Prima di tutto bisogna curare particolarmente quello che è il proprio stile di vita: se si ha un rapporto conflittuale con la bilancia bisogna fare in modo di perdere peso. Per farlo i rimedi sono quelli classici: una dieta equilibrata e dell’attività fisica costante. Per quanto riguarda il regime alimentare è necessario che nella propria tavola trovino posto frutta e verdura, oltre che alimenti ricchi di vitamina C ed E: il motivo va ricercato nella loro azione di natura antiossidante.

Devono invece diventare off-limits alcolici, caffè e alimenti ricchi di grassi. L’attività fisica può consistere anche in una passeggiata quotidiana di almeno mezz’ora, la quale rende meno problematica la circolazione del sangue, specialmente a livello degli arti inferiori. Se poi si volesse praticare un’attività sportiva, risulta decisamente utile il nuoto. Infine, per quanto riguarda le proprie abitudini, sembra quasi superfluo dirlo, ma se si rientra nella categoria dei fumatori è decisamente il caso di chiudere con le sigarette se si vogliono prevenire le vene varicose. Molto importante risulta essere anche la posizione in cui si riposa nel corso delle ore notturne: può essere utile posizionare un cuscino sotto le gambe, in modo che siano in posizione leggermente rialzata: in questo modo si aiuta decisamente la circolazione sanguigna. Nelle ore diurne è invece molto importante cercare di muoversi almeno una volta ogni due ore, perchè rimanere fermi nella stessa posizione per un lasso di tempo troppo esteso è uno dei modi migliori per favorire l’insorgenza del problema di cui si sta parlando.

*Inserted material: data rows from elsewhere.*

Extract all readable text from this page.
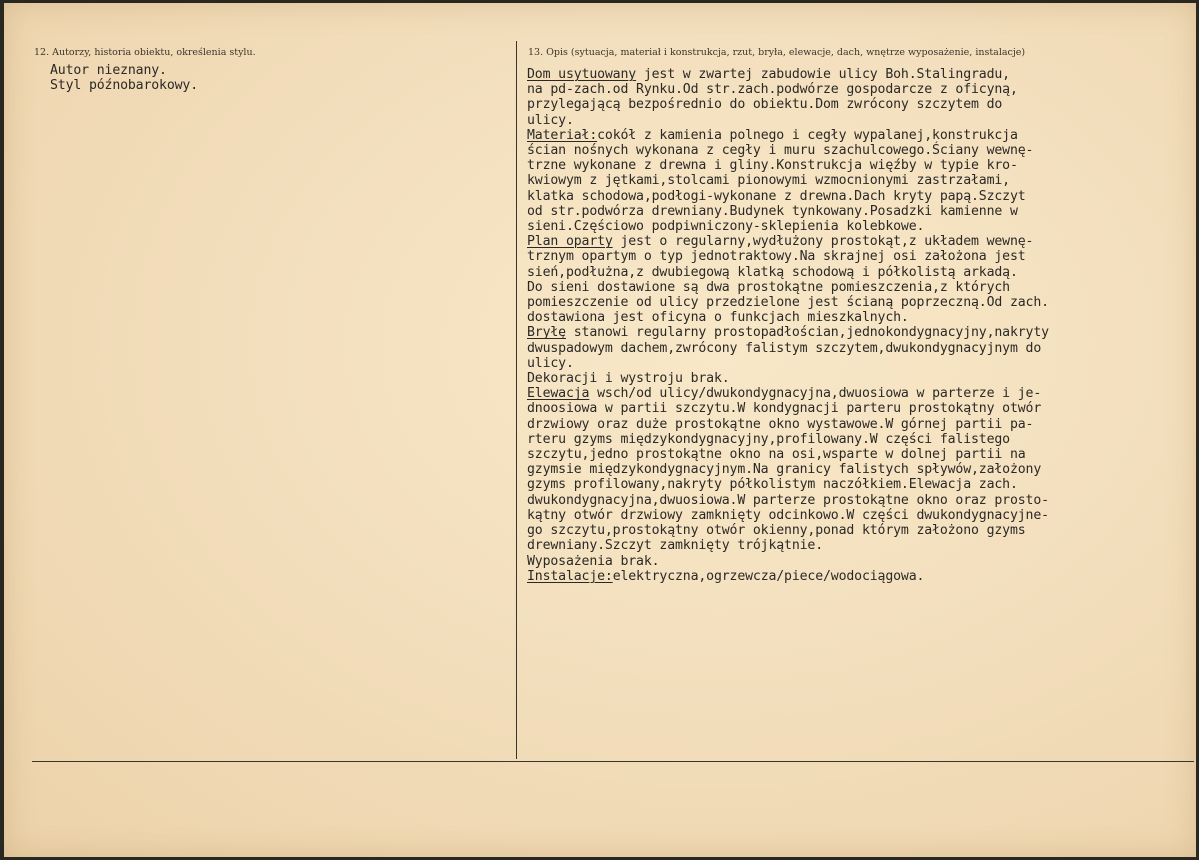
12. Autorzy, historia obiektu, określenia stylu.	13. Opis (sytuacja, materiał i konstrukcja, rzut, bryła, elewacje, dach, wnętrze wyposażenie, instalacje)
Autor nieznany.
Styl późnobarokowy.
Dom usytuowany jest w zwartej zabudowie ulicy Boh.Stalingradu,
na pd-zach.od Rynku.Od str.zach.podwórze gospodarcze z oficyną,
przylegającą bezpośrednio do obiektu.Dom zwrócony szczytem do
ulicy.
Materiał:cokół z kamienia polnego i cegły wypalanej,konstrukcja
ścian nośnych wykonana z cegły i muru szachulcowego.Ściany wewnę-
trzne wykonane z drewna i gliny.Konstrukcja więźby w typie kro-
kwiowym z jętkami,stolcami pionowymi wzmocnionymi zastrzałami,
klatka schodowa,podłogi-wykonane z drewna.Dach kryty papą.Szczyt
od str.podwórza drewniany.Budynek tynkowany.Posadzki kamienne w
sieni.Częściowo podpiwniczony-sklepienia kolebkowe.
Plan oparty jest o regularny,wydłużony prostokąt,z układem wewnę-
trznym opartym o typ jednotraktowy.Na skrajnej osi założona jest
sień,podłużna,z dwubiegową klatką schodową i półkolistą arkadą.
Do sieni dostawione są dwa prostokątne pomieszczenia,z których
pomieszczenie od ulicy przedzielone jest ścianą poprzeczną.Od zach.
dostawiona jest oficyna o funkcjach mieszkalnych.
Bryłę stanowi regularny prostopadłościan,jednokondygnacyjny,nakryty
dwuspadowym dachem,zwrócony falistym szczytem,dwukondygnacyjnym do
ulicy.
Dekoracji i wystroju brak.
Elewacja wsch/od ulicy/dwukondygnacyjna,dwuosiowa w parterze i je-
dnoosiowa w partii szczytu.W kondygnacji parteru prostokątny otwór
drzwiowy oraz duże prostokątne okno wystawowe.W górnej partii pa-
rteru gzyms międzykondygnacyjny,profilowany.W części falistego
szczytu,jedno prostokątne okno na osi,wsparte w dolnej partii na
gzymsie międzykondygnacyjnym.Na granicy falistych spływów,założony
gzyms profilowany,nakryty półkolistym naczółkiem.Elewacja zach.
dwukondygnacyjna,dwuosiowa.W parterze prostokątne okno oraz prosto-
kątny otwór drzwiowy zamknięty odcinkowo.W części dwukondygnacyjne-
go szczytu,prostokątny otwór okienny,ponad którym założono gzyms
drewniany.Szczyt zamknięty trójkątnie.
Wyposażenia brak.
Instalacje:elektryczna,ogrzewcza/piece/wodociągowa.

Rimedi naturali per varici degli uomini

Andando a scoprire quali sono i rimedi naturali per contrastare il problema delle vene varicose, si può iniziare da quelli di tipo naturale. Prima di tutto si deve concentrare l’attenzione sulla calendula, che si caratterizza per il fatto di far “respirare” le vene e di contribuire al loro restringimento. In farmacia si possono trovare delle pomate a base di calendula e gli effetti positivi del loro utilizzo quotidiano si notano abbastanza velocemente. Da prendere in considerazione è anche il ricorso all’aceto di mele.

Terapie per varici dell’uomo

Tuttavia, per contrastare le vene varicose, vi sono rimedi non solo di tipo naturale, ma anche di natura terapeutica, che entrano in gioco nel momento in cui il problema non crea più solo un fastidio di natura prettamente estetica, ma incide negativamente anche in quella che è la propria vita quotidiana. Senza dubbio la più diffusa tra le terapie è la scleroterapia. In cosa consiste nello specifico questo trattamento? Molto semplicemente in una soluzione a livello endovenoso che ha come conseguenza quella di provocare del gonfiore nelle gambe e far fermare il flusso del sangue nella zona interessata dal problema delle vene varicose.

Tra le altre terapie, quella di più recente introduzione è sicuramente la radiofrequenza: i casi in cui viene presa in considerazione e messa in pratica riguardano soprattutto una vena specifica, ovvero la safena. Nello specifico questa terapia consiste nell’inserimento di un minuscolo catetere e nell’emissione di una radiofrequenza che consente di andare ad intervenire sulla vena interessata, restringendone le pareti. Infine, parlando degli interventi di natura chirurgica, vanno citati quelli con il laser, molto utile nel momento in cui si deve intervenire su varici di ridotte dimensioni, e quelli di natura più “classica”, ovvero finalizzati alla eliminazione della vena colpita dal problema. Quest’ultima tipologia di interventi oggi ha natura quasi residuale, ma può ancora risultare una soluzione praticabile per risolvere il problema in questione.